By 2018-08-03 InMoney

Euro Weekly 3 August 2018

The big news for the pound this week was the announcement of the Bank of England (BoE) to finally raise interest rates to 0.75%. Prior to the announcement on Thursday, there was little movement in the pound as the markets appeared to be holding their breath and waiting for the arrival of ‘Super Thursday’. After much anticipation, the BoE Monetary Policy Committee (MPC) voted unanimously, 9-0 to raise the interest rates for only the second time in a decade, it was announced today. The last increase was in November 2017, when the MPC increased the rate from the record low of 0.25%. The move takes the Bank Rate to its highest level since 2009. Predicted growth for the second quarter is coming in at just 0.4% but solid employment growth, steady pay growth and a rebound in consumer spending proved reason enough to deliver on the much-anticipated increase. In addition, the Purchasing Managers’ Index (PMI) jumped from 53.1 in June to 55.8 in July, the fastest rate of expansion in 14 months. The announcement struck a note of caution, however, suggesting that there unlikely to be further rate rises in the near future. Mark Carney reiterated the risk of Brexit, but while parliament remains on summer break there is unlikely to be any major news to shake the pound on this issue in the near future.

A slowing of growth is emerging in Europe. Eurostat published data which estimated that GDP growth stood at 0.3% in the second quarter, compared with the first. Quarterly growth is holding steady at 0.4% across the European Union but annual GDP growth slowed from 2.4% in the first quarter to 2.2% in the second quarter. These statistics were underscored by European Central Bank president Mario Draghi reiteration of the fact that ECB interest rates will remain at their current low levels “at least through the summer of 2019.”

In the US, Q2 gross domestic product figures showed that the economy expanded by an annualised 4.1%, equivalent to a quarterly 1.0%. This may have been the best performance in four years, but investors were expecting more after a series of bullish briefings and the US dollar lost a third of a cent in the immediate aftermath of the data’s release. The greenback did recover, however, and regained all it had lost by the time the markets had closed. The US Federal Reserve left monetary policy unchanged, but hinted that higher interest rates may be a possibility later in the year. For now, the Fed is maintaining a 1.75% – 2% target range for the federal funds rate. On the global front, President Trump announced his dissatisfaction with the current tariffs on Chinese goods and indicated that they may increase in the near future; the suggestion of further escalation in the trade war may turn out to be bad news for the greenback in the longer term but after the announcement it was flat on the day against sterling but gained a third of a cent to the euro.
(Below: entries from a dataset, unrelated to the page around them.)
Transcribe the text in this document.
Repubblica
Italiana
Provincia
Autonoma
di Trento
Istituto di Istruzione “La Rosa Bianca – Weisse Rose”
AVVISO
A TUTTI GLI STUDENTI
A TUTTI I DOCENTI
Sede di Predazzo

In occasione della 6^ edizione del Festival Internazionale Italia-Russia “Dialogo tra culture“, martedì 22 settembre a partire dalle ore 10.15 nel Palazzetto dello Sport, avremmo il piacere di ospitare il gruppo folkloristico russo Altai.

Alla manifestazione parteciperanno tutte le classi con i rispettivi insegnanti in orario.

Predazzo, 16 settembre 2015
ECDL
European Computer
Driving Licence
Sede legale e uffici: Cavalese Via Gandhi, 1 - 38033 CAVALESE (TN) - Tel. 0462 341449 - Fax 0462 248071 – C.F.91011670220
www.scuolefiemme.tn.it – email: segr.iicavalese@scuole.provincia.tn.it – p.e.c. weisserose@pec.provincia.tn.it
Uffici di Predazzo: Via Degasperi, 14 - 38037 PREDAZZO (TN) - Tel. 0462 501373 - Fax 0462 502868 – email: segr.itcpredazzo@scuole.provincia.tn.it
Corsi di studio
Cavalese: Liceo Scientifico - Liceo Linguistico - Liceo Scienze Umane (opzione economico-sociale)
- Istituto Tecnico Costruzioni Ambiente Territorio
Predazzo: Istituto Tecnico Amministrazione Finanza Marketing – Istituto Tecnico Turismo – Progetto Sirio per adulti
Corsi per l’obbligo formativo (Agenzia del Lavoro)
The news that Canada had been excluded from trade talks between Mexico and the US meant that the Canadian dollar lost some ground early in the week. Monthly GDP data showed that Canada’s economy expanded 0.5% in May, however, and that helped the Loonie to rebound. Growth in Canada is widespread, with statistics showing positive numbers in 19 of the 20 sectors measured by Statistics Canada. Hints that the trade negotiations between the US and China may be restarted in the near future also gave the Canadian dollar a bit of a boost, although it will take more than a rumour to erase the fear and impact of a full scale trade war.

The Australian dollar edged slightly higher this week after a rebound in Australian building permits and improved local retail sales. The Australian trade surplus rose to $1.9 billion from $725 million and beat the analysts’ estimate of $900 million, but this didn’t appear to help the Aussie. This is largely due to the fact that the surplus was attributed to a contraction in imports, rather than an expansion in exports.

The Reserve Bank of New Zealand took a dovish approach in their policy outlook statement. The shift is reflected in the 30-day bank bill futures and the fact that a rate hike is unlikely any time before the fourth quarter of the year weighed on the Kiwi dollar. Possible escalations in the trade war between the US and China also caused the New Zealand dollar some trouble. New Zealand has an export-led economy and there is concern about the impact of further and higher tariffs in the future.